El nombre nos sugiere un tema muy personal del artista, que lleva años luchando contra un cáncer que afectó su seno maxilar derecho, y su nervio óptico.
Pero la metástasis no solo es interpretada desde el infortunio, sino desde una expresión genuina que se expande en tiempo y en espacio, ya que ahora también amalgama elementos de la cultura mexicana, tan presente entre los salvadoreños a través de rasgos culturales y de la fe.
De esta manera, la Embajada de México en El Salvador ha acogido la nueva etapa de la muestra, que ya había sido expuesta tres veces: dos en el país y una en México, y que fue inaugurada el 15 de junio, cuando Renacho dejó volar la interpretación de cada visitante.

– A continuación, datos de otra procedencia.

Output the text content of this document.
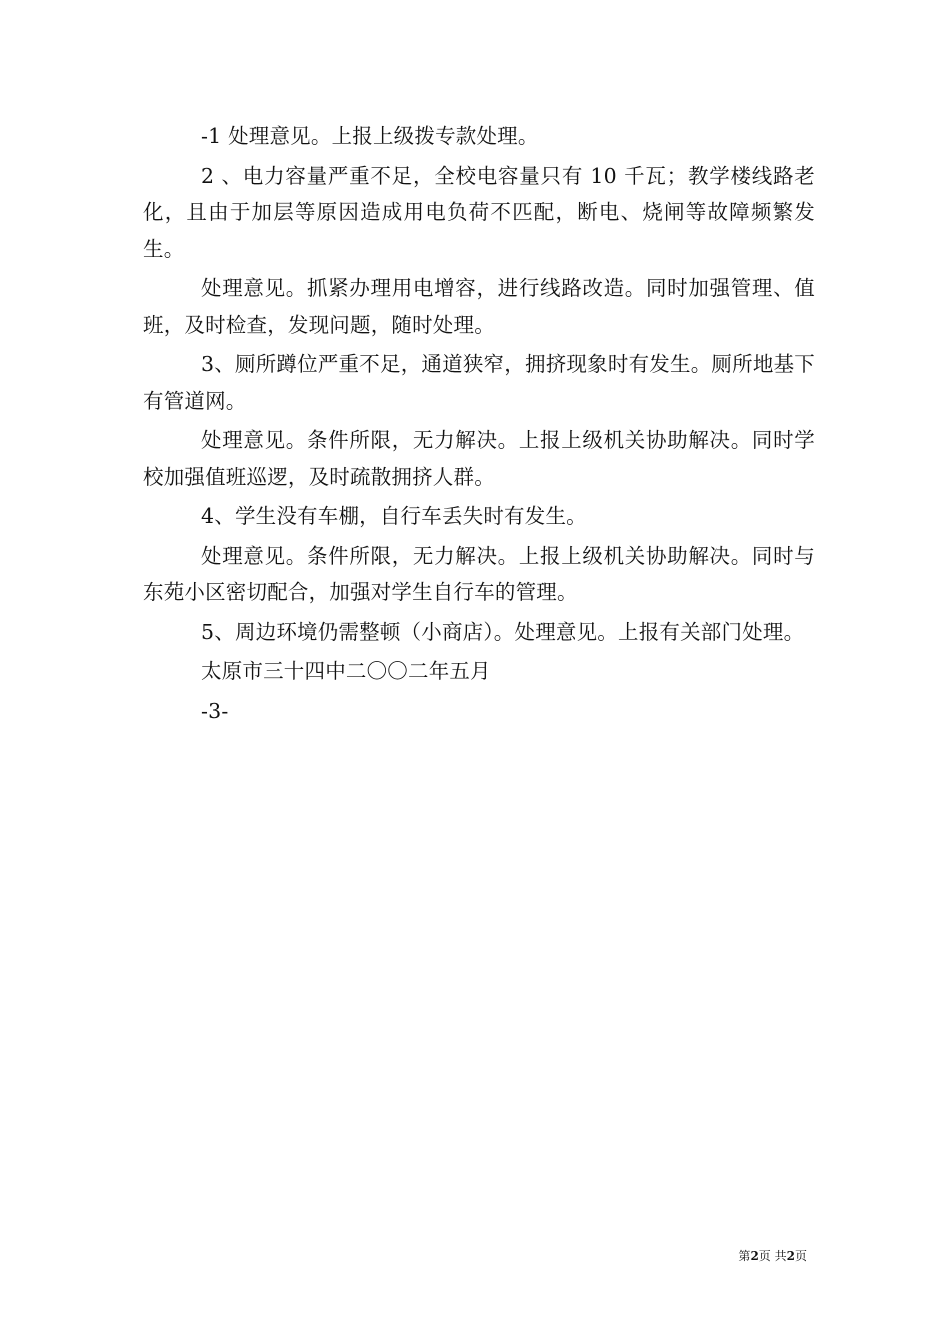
-1 处理意见。上报上级拨专款处理。

2 、电力容量严重不足，全校电容量只有 10 千瓦；教学楼线路老化，且由于加层等原因造成用电负荷不匹配，断电、烧闸等故障频繁发生。

处理意见。抓紧办理用电增容，进行线路改造。同时加强管理、值班，及时检查，发现问题，随时处理。

3、厕所蹲位严重不足，通道狭窄，拥挤现象时有发生。厕所地基下有管道网。

处理意见。条件所限，无力解决。上报上级机关协助解决。同时学校加强值班巡逻，及时疏散拥挤人群。

4、学生没有车棚，自行车丢失时有发生。

处理意见。条件所限，无力解决。上报上级机关协助解决。同时与东苑小区密切配合，加强对学生自行车的管理。

5、周边环境仍需整顿（小商店）。处理意见。上报有关部门处理。

太原市三十四中二〇〇二年五月

-3-

第2页 共2页
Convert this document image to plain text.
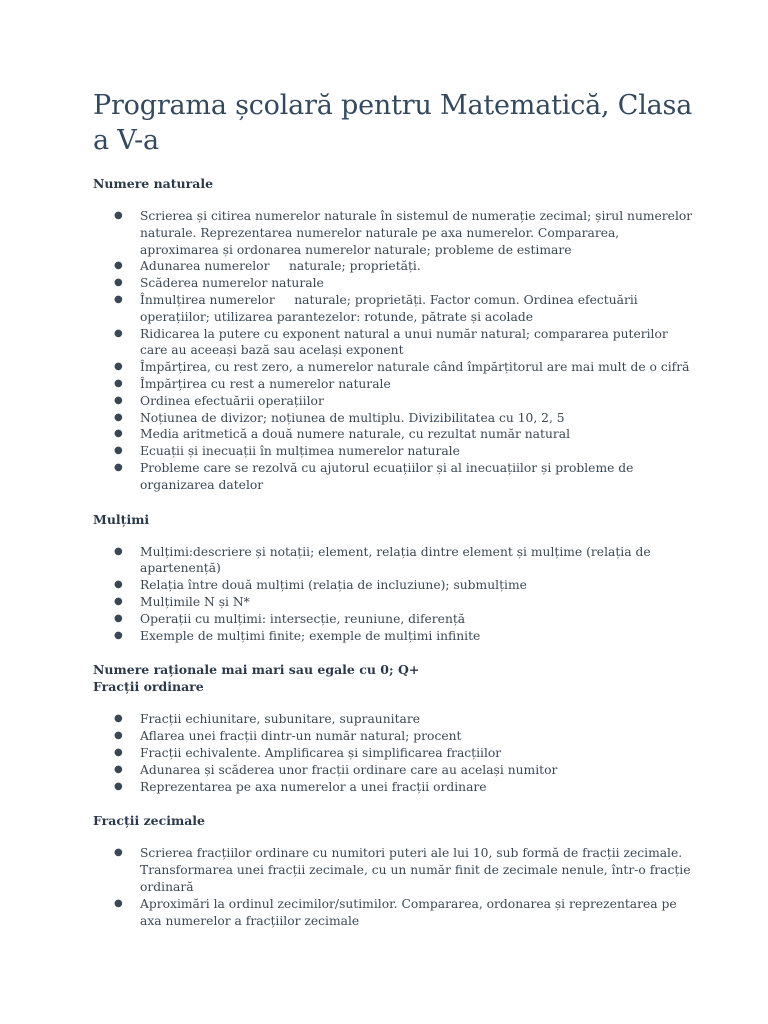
Programa școlară pentru Matematică, Clasa a V-a
Numere naturale
● Scrierea și citirea numerelor naturale în sistemul de numerație zecimal; șirul numerelor naturale. Reprezentarea numerelor naturale pe axa numerelor. Compararea, aproximarea și ordonarea numerelor naturale; probleme de estimare
● Adunarea numerelor     naturale; proprietăți.
● Scăderea numerelor naturale
● Înmulțirea numerelor     naturale; proprietăți. Factor comun. Ordinea efectuării operațiilor; utilizarea parantezelor: rotunde, pătrate și acolade
● Ridicarea la putere cu exponent natural a unui număr natural; compararea puterilor care au aceeași bază sau același exponent
● Împărțirea, cu rest zero, a numerelor naturale când împărțitorul are mai mult de o cifră
● Împărțirea cu rest a numerelor naturale
● Ordinea efectuării operațiilor
● Noțiunea de divizor; noțiunea de multiplu. Divizibilitatea cu 10, 2, 5
● Media aritmetică a două numere naturale, cu rezultat număr natural
● Ecuații și inecuații în mulțimea numerelor naturale
● Probleme care se rezolvă cu ajutorul ecuațiilor și al inecuațiilor și probleme de organizarea datelor
Mulțimi
● Mulțimi:descriere și notații; element, relația dintre element și mulțime (relația de apartenență)
● Relația între două mulțimi (relația de incluziune); submulțime
● Mulțimile N și N*
● Operații cu mulțimi: intersecție, reuniune, diferență
● Exemple de mulțimi finite; exemple de mulțimi infinite
Numere raționale mai mari sau egale cu 0; Q+
Fracții ordinare
● Fracții echiunitare, subunitare, supraunitare
● Aflarea unei fracții dintr-un număr natural; procent
● Fracții echivalente. Amplificarea și simplificarea fracțiilor
● Adunarea și scăderea unor fracții ordinare care au același numitor
● Reprezentarea pe axa numerelor a unei fracții ordinare
Fracții zecimale
● Scrierea fracțiilor ordinare cu numitori puteri ale lui 10, sub formă de fracții zecimale. Transformarea unei fracții zecimale, cu un număr finit de zecimale nenule, într-o fracție ordinară
● Aproximări la ordinul zecimilor/sutimilor. Compararea, ordonarea și reprezentarea pe axa numerelor a fracțiilor zecimale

“Soy un pregonero más y el camino de hoy me trajo aquí con ustedes. Esta obra está hecha para que pensemos juntos, para que nos divirtamos. Toda persona que se pare frente a esta serie, va a construir su verdad. Somos una gran aglomeración de verdades”, expresó Renacho.
Los dibujos del salvadoreño incluyen a personajes de nuestro imaginario urbano como Salarrué, la Tenchis, Yajaira, Lady Drag, el comercio informal, el monumento a la Revolución, las galletas Pic Nic, la app de TikTok, el recordado Silabario o la danza de “El Tigre y el venado”, que además fue ejecutada por jóvenes artistas en una versión contemporánea.
“Renacho Melgar es ese muchacho que anda por ahí dibujando, el artista gráfico, el ilustrador, el prestidigitador de mundos tan salvadoreñamente universales. De sus manos nacen jaguares, se multiplican los Xipe Tótec, los Junapú e Ishbalanqué, encuentran su lugar en la cosmología urbana de los barrios de la capital de este país atravesado por lanzas y símbolos”, escribió la catedrática de Semiótica de la Cultura, Amparo Marroquín Parducci, en la reseña que abre la muestra.